Rotkäppchens Verletzungen

von Reinhard Kriechbaum

Graz, 7. Januar 2010. Als fortgeschrittenes Semester täte unsereiner freilich misstrauisch werden, wenn einen die vermeintliche Oma auffordert, sich der Kleider zu entledigen und zu ihr ins Bett zu kriechen. Aber das Mädchen tut's natürlich. Großmutter, warum hast du so viele Haare (und andere Dinge, die unerwartet üppig ausfallen)?

"Österreichische Erstaufführung" heißt es in Graz, aber damit flunkert man ein wenig: Die franco-kanadische Schauspielerin Marie Brassard hat "Peepshow" 2004 für sich selbst geschrieben. Sie zieht damit seither mit viel Erfolg durch die Lande und ist – 2005 schon – auch bei den Wiener Festwochen vorbei gekommen. Aber macht nichts. Als "Nach-Spiel" dürfte die Aufführung tatsächlich eine Erstaufführung im Lande sein.

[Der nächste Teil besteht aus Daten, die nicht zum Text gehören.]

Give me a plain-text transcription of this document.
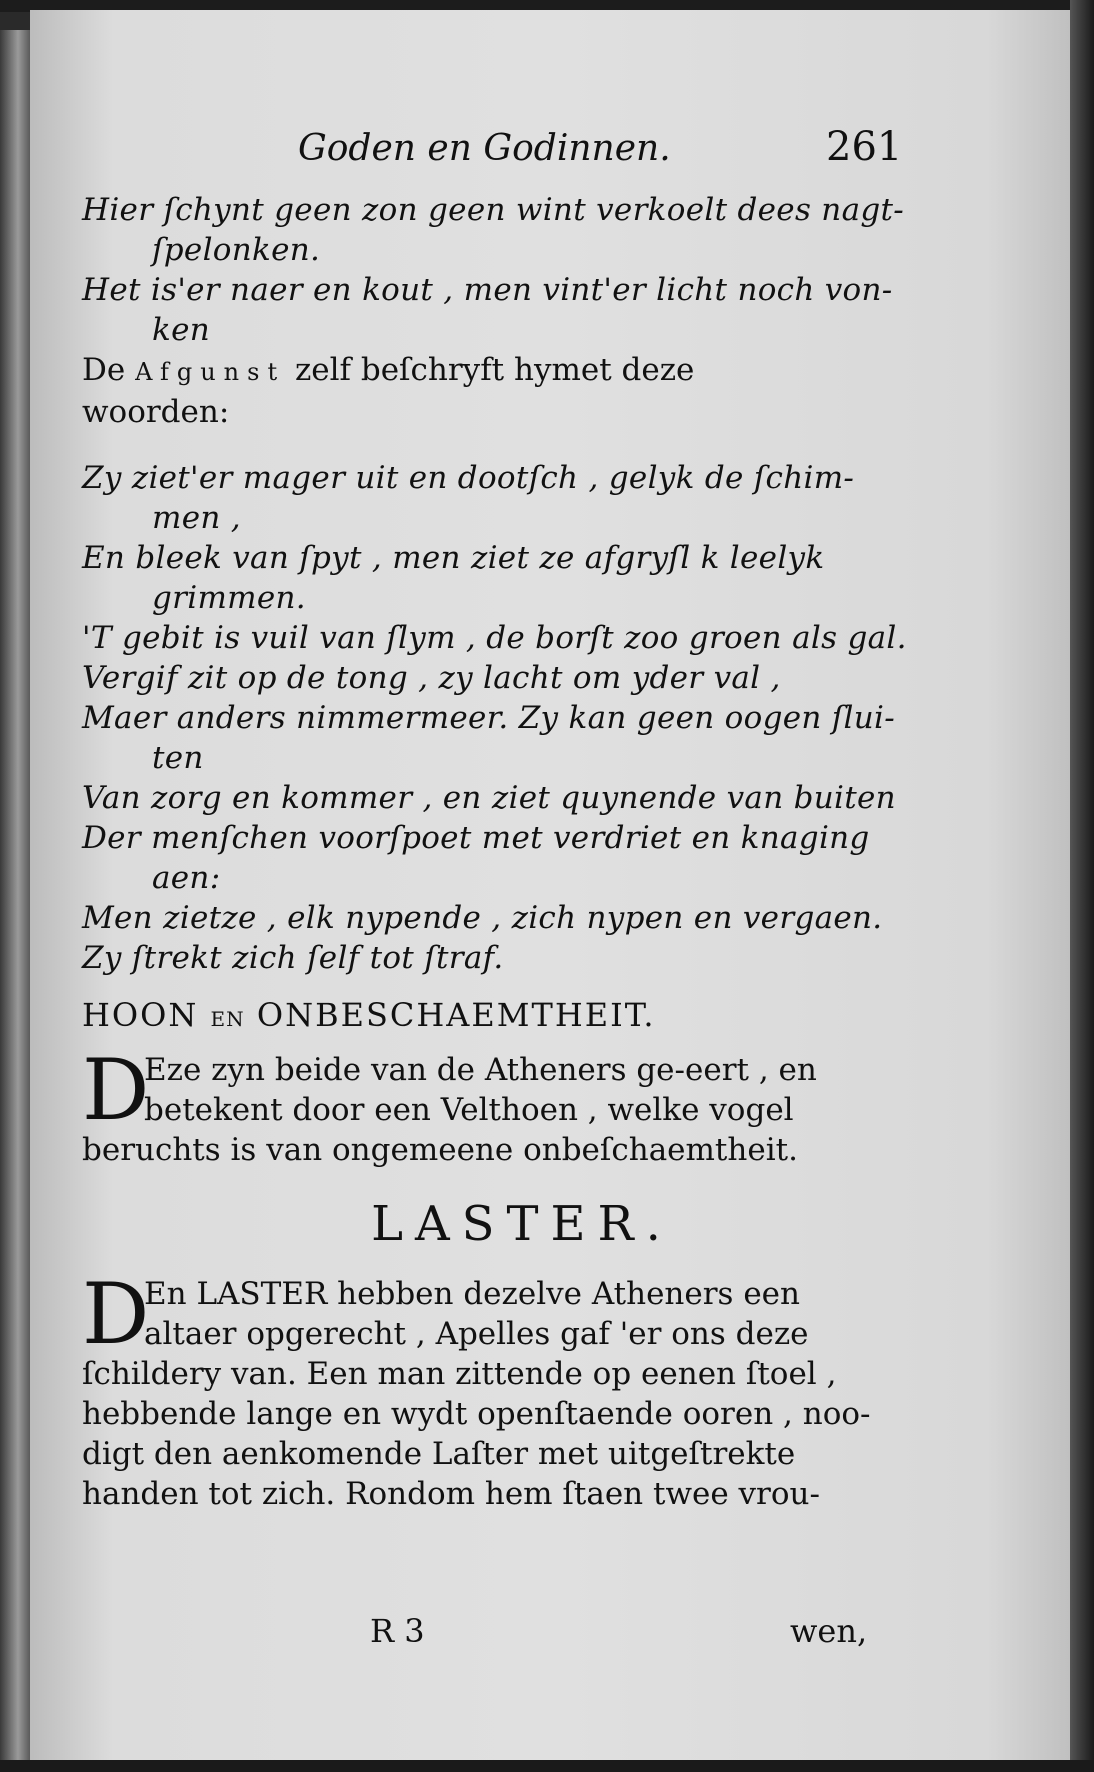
Goden en Godinnen.	261

Hier ſchynt geen zon geen wint verkoelt dees nagt-

ſpelonken.

Het is'er naer en kout , men vint'er licht noch von-

ken

De Afgunst zelf beſchryft hymet deze

woorden:

Zy ziet'er mager uit en dootſch , gelyk de ſchim-

men ,

En bleek van ſpyt , men ziet ze afgryſl k leelyk

grimmen.

'T gebit is vuil van ſlym , de borſt zoo groen als gal.

Vergif zit op de tong , zy lacht om yder val ,

Maer anders nimmermeer. Zy kan geen oogen ſlui-

ten

Van zorg en kommer , en ziet quynende van buiten

Der menſchen voorſpoet met verdriet en knaging

aen:

Men zietze , elk nypende , zich nypen en vergaen.

Zy ſtrekt zich ſelf tot ſtraf.

HOON EN ONBESCHAEMTHEIT.
D

Eze zyn beide van de Atheners ge-eert , en

betekent door een Velthoen , welke vogel

beruchts is van ongemeene onbeſchaemtheit.

LASTER.
D

En LASTER hebben dezelve Atheners een

altaer opgerecht , Apelles gaf 'er ons deze

ſchildery van. Een man zittende op eenen ſtoel ,

hebbende lange en wydt openſtaende ooren , noo-

digt den aenkomende Laſter met uitgeſtrekte

handen tot zich. Rondom hem ſtaen twee vrou-

R 3	wen,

Spielarten von Beziehungs-Mechanismen

Die Marthaler- und Schlingensief-geeichte Regisseurin Anna-Sophie Mahler hat sich für ein Zirkus-Oval entschieden. Auf enger Spielfläche schlüpft die famose Martina Stilp in die verschiedenen Rollen. Die meiste Zeit trägt sie eine blonde Perücke. Ein Seidentuch ist ein weiteres Accessoire. Im Wesentlichen geschieht die Personen-Identifizierung durch Stimme und subtile Bewegungen. Man kann die Leute im Ein-Frau-Stück gut auseinander halten, muss aber nicht: Im Grunde sind es ja Spielarten der gleichen Einstellung, der gleichen Beziehungs-Mechanismen.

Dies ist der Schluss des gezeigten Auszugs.